ACY-1215 is the first selective HDAC6 inhibitor in clinical trials and is well-tolerated as monotherapy up to 360 mg/day, the maximum dose examined. Cmax ≥ 1µM was achieved at dose levels >80 mg. Unlike nonselective HDAC inhibitors, which are associated with severe fatigue, vomiting, diarrhea and myelosuppression, DLTs have not been observed with ACY-1215. ACY-1215 synergizes in in vitro with both lenalidomide and dex in MM cell lines providing the rationale to conduct a phase 1b trial of ACY-1215 in combination with these agents.
Relapsed and relapsed and refractory pts who have progressed on at least one prior treatment regimen, who have creatinine clearance >50 mg/mL/min, adequate bone marrow and hepatic function, and who gave informed consent were enrolled. In Part A, patients were treated with escalating doses of oral ACY-1215 on days 1-5 and 8-12 of a 28 day cycle with lenalidomide 25 mg d 1-21 and dex 40 mg weekly. In Part B, the schedule includes ACY-1215 on days 15-19. Subsequent cohorts will explore twice daily dosing based on emerging clinical, pharmacokinetic (PK) and pharmacodynamic (PD) data. Peripheral blood samples were obtained for PK and PD analysis. PD assessment measured the fold increase of acetylated tubulin (a marker of HDAC6 inhibition) and acetylated histones (a marker of class 1 HDAC inhibition) in peripheral blood mononuclear cells (PBMC).
As of July 3, 2013, 15 pts who progressed after 1 to >3 prior therapies have been enrolled; 8 were relapsed and 7 were refractory to the most recent therapy. Patients were treated daily at up to 240 mg ACY-1215. Fourteen pts had received prior lenalidomide of which 6 were previously refractory as defined by having less than a minimal response (MR) to therapy (1) or progressive disease on either full dose or maintenance therapy (5). Pts have completed 0 to 11+ cycles of therapy with 10 pts continuing on therapy. Five pts have discontinued therapy due to progressive disease (PD) (3), travel difficulties (1), or missed doses of lenalidomide (1). The latter pt was replaced.
The most common treatment emergent events were fatigue (43%), upper respiratory infection (36%), anemia and peripheral edema (21% each), neutropenia (29%) and muscle spasms (21%). Most were grade 1 and 2 and there was no dose relationship to ACY-1215. There were 9 grade 3-4 events in 6 pts, primarily hematologic, as well as fatigue and asymptomatic laboratory investigations. Only 1 event, grade 3 neutropenia, was considered possibly related to ACY-1215 by the investigator.

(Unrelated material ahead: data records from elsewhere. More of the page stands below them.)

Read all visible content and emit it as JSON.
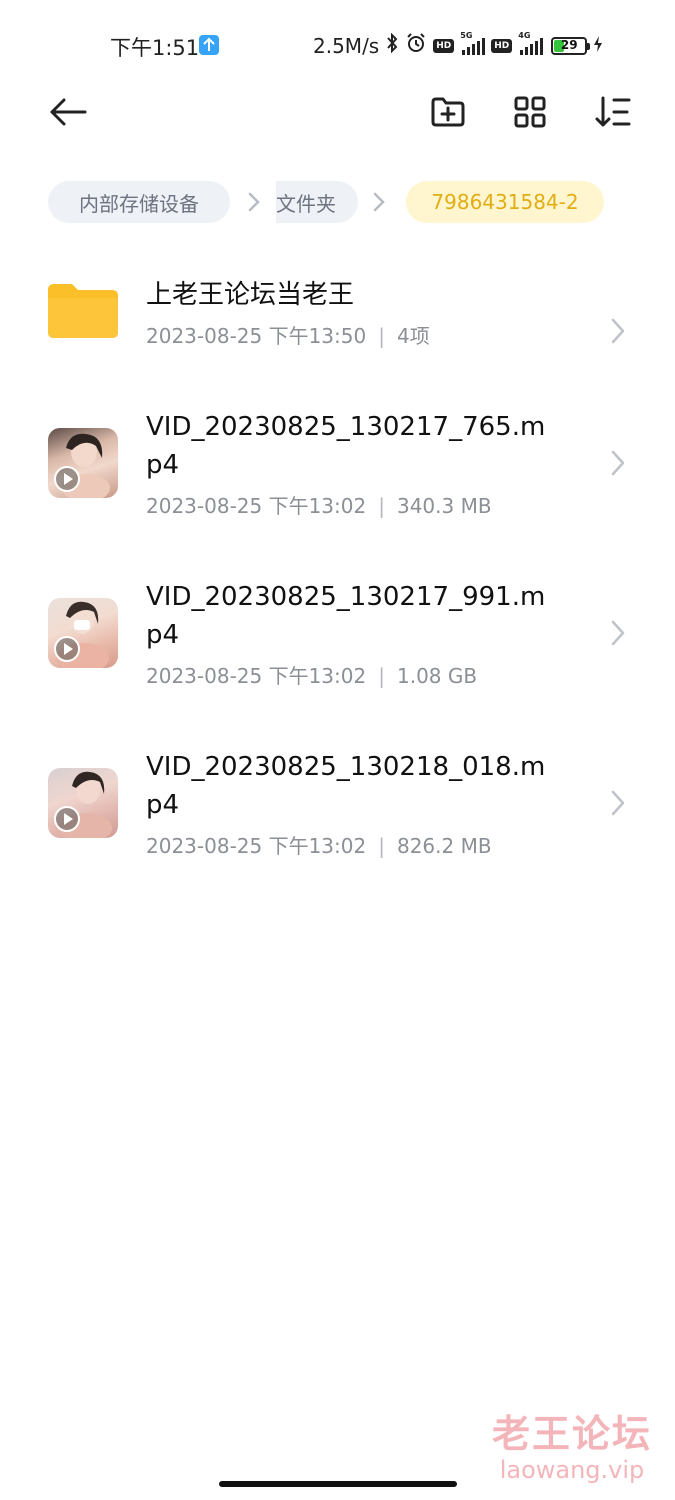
{
  "status_bar": {
    "time": "下午1:51",
    "speed": "2.5M/s",
    "hd_label": "HD",
    "network_5g": "5G",
    "network_4g": "4G",
    "battery": "29"
  },
  "toolbar": {
    "icons": [
      "back-arrow-icon",
      "new-folder-icon",
      "grid-view-icon",
      "sort-icon"
    ]
  },
  "breadcrumb": {
    "items": [
      "内部存储设备",
      "文件夹",
      "7986431584-2"
    ]
  },
  "files": [
    {
      "type": "folder",
      "name": "上老王论坛当老王",
      "date": "2023-08-25 下午13:50",
      "info": "4项"
    },
    {
      "type": "video",
      "name": "VID_20230825_130217_765.mp4",
      "date": "2023-08-25 下午13:02",
      "info": "340.3 MB"
    },
    {
      "type": "video",
      "name": "VID_20230825_130217_991.mp4",
      "date": "2023-08-25 下午13:02",
      "info": "1.08 GB"
    },
    {
      "type": "video",
      "name": "VID_20230825_130218_018.mp4",
      "date": "2023-08-25 下午13:02",
      "info": "826.2 MB"
    }
  ],
  "meta_separator": "|",
  "watermark": {
    "cn": "老王论坛",
    "en": "laowang.vip"
  },
  "colors": {
    "accent": "#e2ad13",
    "folder": "#fbbf2a",
    "current_crumb_bg": "#fff6cf"
  }
}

PK and PD data is available from 12 pts up to 160 mg dose level. PK for ACY-1215 is similar to the analogous dose levels in phase 1a monotherapy suggesting coadministration of lenalidomide does not significantly impact the PK of ACY-1215. Maximal levels were ≥ 1µM at ≥ 80 mg correlating with measurable increases >2x in acetylated tubulin with a minimal increase in acetylated histones.
Twelve pts, at doses up to 160 mg ACY-1215, are evaluable for response (after at least two cycles). In addition, 1 pt who discontinued therapy after one cycle had response data available. Nine patients (69%) have ≥ PR, including 1 CR, 4 VGPR, 3 PR, and 1 PRu. Two pts had MR and 2 had SD as the best response. Reponses are durable up to 11+ cycles of therapy. Of the 6 patients who were refractory to lenalidomide, best responses included 1 PR, 1 VGPR, 2 MR and 2 SD.
ACY-1215 at doses which have biological activity (as determined by PD data in PBMC) can be safely combined with lenalidomide and dex with favorable toxicity to date. Significant responses were observed in pts, and responses have been seen in pts previously refractory to lenalidomide. Future cohorts will explore longer duration of exposure as well as a twice daily dosing schedule for ACY-1215.